Once, in a boring meeting, I started to list my most memorable meals of all time. They were easily catagorized: meals where the people and circumstances were unforgettable and meals where the food itself seemed to awaken me from a sleep.
A lunch in Helsinki many, many years ago is an example of the latter. I was visiting some friends in Finland and their father invited me to lunch at a restaurant that specialized in all things Finnish. The glassware was by iittala, the tableware by arabia, table linens by Marimekko, in a room looking out on the Baltic and Helsinki itself. Still all of this paled next to a meal which couldn't have been more straightforward: smoked salmon, dilled potatoes, and a glass of white wine. The simplicity and elegance of that lunch along with the eye-opening zing of dill and salmon together made me feel as if I lived in a beautiful world.

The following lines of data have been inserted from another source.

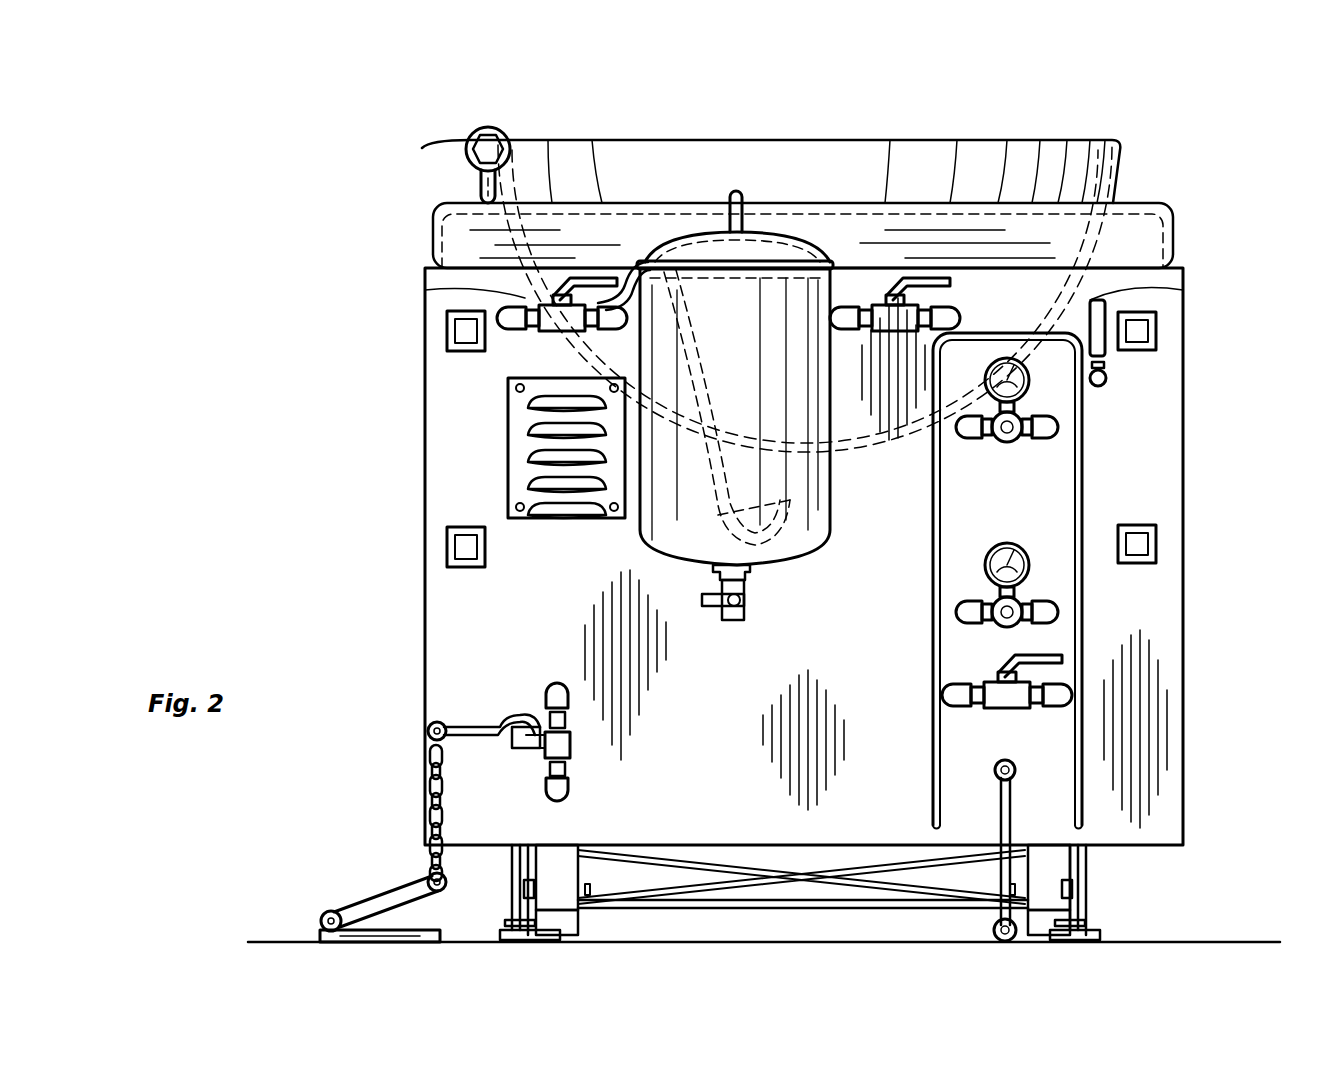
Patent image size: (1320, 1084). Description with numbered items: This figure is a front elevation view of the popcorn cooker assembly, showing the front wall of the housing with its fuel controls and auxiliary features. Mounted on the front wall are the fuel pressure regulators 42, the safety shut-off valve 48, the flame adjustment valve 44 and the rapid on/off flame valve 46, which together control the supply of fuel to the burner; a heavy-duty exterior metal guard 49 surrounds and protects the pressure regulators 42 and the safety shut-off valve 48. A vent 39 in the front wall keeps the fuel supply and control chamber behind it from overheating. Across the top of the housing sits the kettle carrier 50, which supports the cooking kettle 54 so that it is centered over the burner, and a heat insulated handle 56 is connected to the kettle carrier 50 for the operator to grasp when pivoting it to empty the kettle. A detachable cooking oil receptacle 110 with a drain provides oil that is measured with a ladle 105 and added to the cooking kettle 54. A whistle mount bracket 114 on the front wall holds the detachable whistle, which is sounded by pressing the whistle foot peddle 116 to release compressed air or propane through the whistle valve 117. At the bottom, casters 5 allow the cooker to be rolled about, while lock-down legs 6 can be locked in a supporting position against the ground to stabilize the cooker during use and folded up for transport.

The casters 5 is at (548, 893).
The legs 6 is at (880, 888).
The vent 39 is at (508, 445).
The fuel pressure regulators 42 is at (1060, 420).
The flame adjustment valve 44 is at (940, 320).
The rapid on/off flame valve 46 is at (518, 305).
The safety shut-off valve 48 is at (1062, 690).
The exterior metal guard 49 is at (935, 642).
The kettle carrier 50 is at (1175, 240).
The cooking kettle 54 is at (900, 140).
The heat insulated handle 56 is at (465, 150).
The ladle 105 is at (713, 492).
The cooking oil receptacle 110 is at (793, 533).
The whistle mount bracket 114 is at (1100, 312).
The whistle foot peddle 116 is at (382, 892).
The whistle valve 117 is at (572, 742).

Smoked salmon and dilled potatoes have become a menu favorite for the past 20 years: great for my own birthday meal when I don't want to cook, wonderful for New Year's Eve because it goes so well with champange. I have tried and occasionaly succeeded in recreating the sublime, but firsts are hard to beat.
Last night the old favorite became my ace in the hole because it was just too hot to do much about dinner. I boiled some of the smallest red bliss potatoes I could find, made up a quick sauce of dill and mustard, and put the smoked salmon on a platter. That was it.

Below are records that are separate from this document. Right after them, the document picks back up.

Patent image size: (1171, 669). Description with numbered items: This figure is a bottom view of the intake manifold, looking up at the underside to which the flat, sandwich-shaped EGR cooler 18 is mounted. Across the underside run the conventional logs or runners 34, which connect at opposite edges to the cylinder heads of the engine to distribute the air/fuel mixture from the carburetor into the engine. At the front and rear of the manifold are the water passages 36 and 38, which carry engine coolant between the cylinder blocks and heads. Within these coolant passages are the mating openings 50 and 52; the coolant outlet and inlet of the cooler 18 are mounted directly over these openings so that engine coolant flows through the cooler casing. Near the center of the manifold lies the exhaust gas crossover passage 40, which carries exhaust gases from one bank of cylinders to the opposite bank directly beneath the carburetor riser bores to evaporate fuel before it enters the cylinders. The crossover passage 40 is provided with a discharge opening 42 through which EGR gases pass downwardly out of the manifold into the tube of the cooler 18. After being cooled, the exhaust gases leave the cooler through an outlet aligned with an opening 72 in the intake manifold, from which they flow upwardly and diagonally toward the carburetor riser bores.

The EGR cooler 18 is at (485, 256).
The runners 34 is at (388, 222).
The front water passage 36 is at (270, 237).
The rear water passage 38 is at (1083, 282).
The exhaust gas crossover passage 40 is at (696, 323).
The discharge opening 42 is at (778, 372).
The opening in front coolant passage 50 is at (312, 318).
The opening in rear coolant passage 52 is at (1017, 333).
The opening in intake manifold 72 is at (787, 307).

We were all too broiled by the summer heat to eat too much or linger at the table. The Girl and the little boy next door wanted to get back to the sprinkler as soon as they could, so it was a short and functional meal. Not overly exhausted from "cooking," I even helped with the clean-up.
2 comments:
I agree, smoked salmon is the best. (Next to oysters. Or maybe next to sake sashimi (so close).

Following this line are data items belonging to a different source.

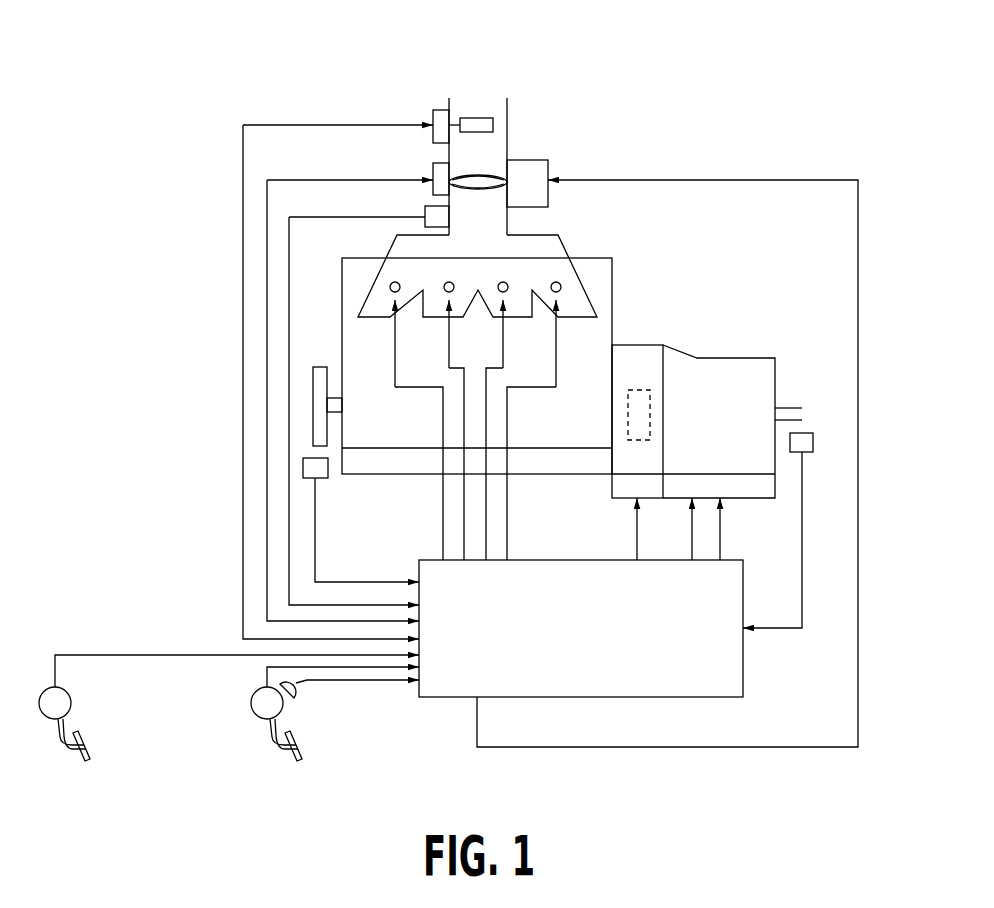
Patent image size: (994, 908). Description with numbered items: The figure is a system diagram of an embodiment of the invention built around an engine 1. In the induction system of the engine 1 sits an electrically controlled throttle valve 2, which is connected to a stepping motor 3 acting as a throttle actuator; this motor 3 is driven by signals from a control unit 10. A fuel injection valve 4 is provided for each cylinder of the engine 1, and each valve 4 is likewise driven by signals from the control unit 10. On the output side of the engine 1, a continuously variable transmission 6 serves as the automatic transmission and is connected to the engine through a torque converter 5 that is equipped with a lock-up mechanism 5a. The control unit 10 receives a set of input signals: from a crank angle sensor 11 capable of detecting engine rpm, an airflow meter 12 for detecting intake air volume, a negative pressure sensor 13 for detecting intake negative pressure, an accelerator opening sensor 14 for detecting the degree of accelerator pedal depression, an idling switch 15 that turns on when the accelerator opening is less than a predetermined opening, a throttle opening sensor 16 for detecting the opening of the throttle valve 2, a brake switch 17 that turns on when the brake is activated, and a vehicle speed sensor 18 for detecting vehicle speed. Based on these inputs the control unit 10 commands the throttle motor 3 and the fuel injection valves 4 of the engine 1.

The engine 1 is at (612, 280).
The throttle valve 2 is at (478, 176).
The stepping motor 3 is at (548, 160).
The fuel injection valve 4 is at (559, 282).
The torque converter 5 is at (660, 345).
The lock-up mechanism 5a is at (667, 403).
The continuously variable transmission 6 is at (750, 358).
The control unit 10 is at (537, 558).
The crank angle sensor 11 is at (318, 478).
The airflow meter 12 is at (433, 117).
The negative pressure sensor 13 is at (425, 210).
The accelerator opening sensor 14 is at (252, 708).
The idling switch 15 is at (290, 698).
The throttle opening sensor 16 is at (433, 170).
The brake switch 17 is at (70, 699).
The vehicle speed sensor 18 is at (813, 440).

Lox style, scandanavian style, northwest Native American style: different styles for different days.
Yum.
One of my most memorable meals is a breakfast I shared with SF mom of one, and it involved oysters: In Seattle, we went down to the Pike Place market early in the morning and persuaded an oyster salesman to serve us oysters on the half shell. Paired with espresso, it was one of the most sublime meals ever! (Don't try to duplicate this one at home.)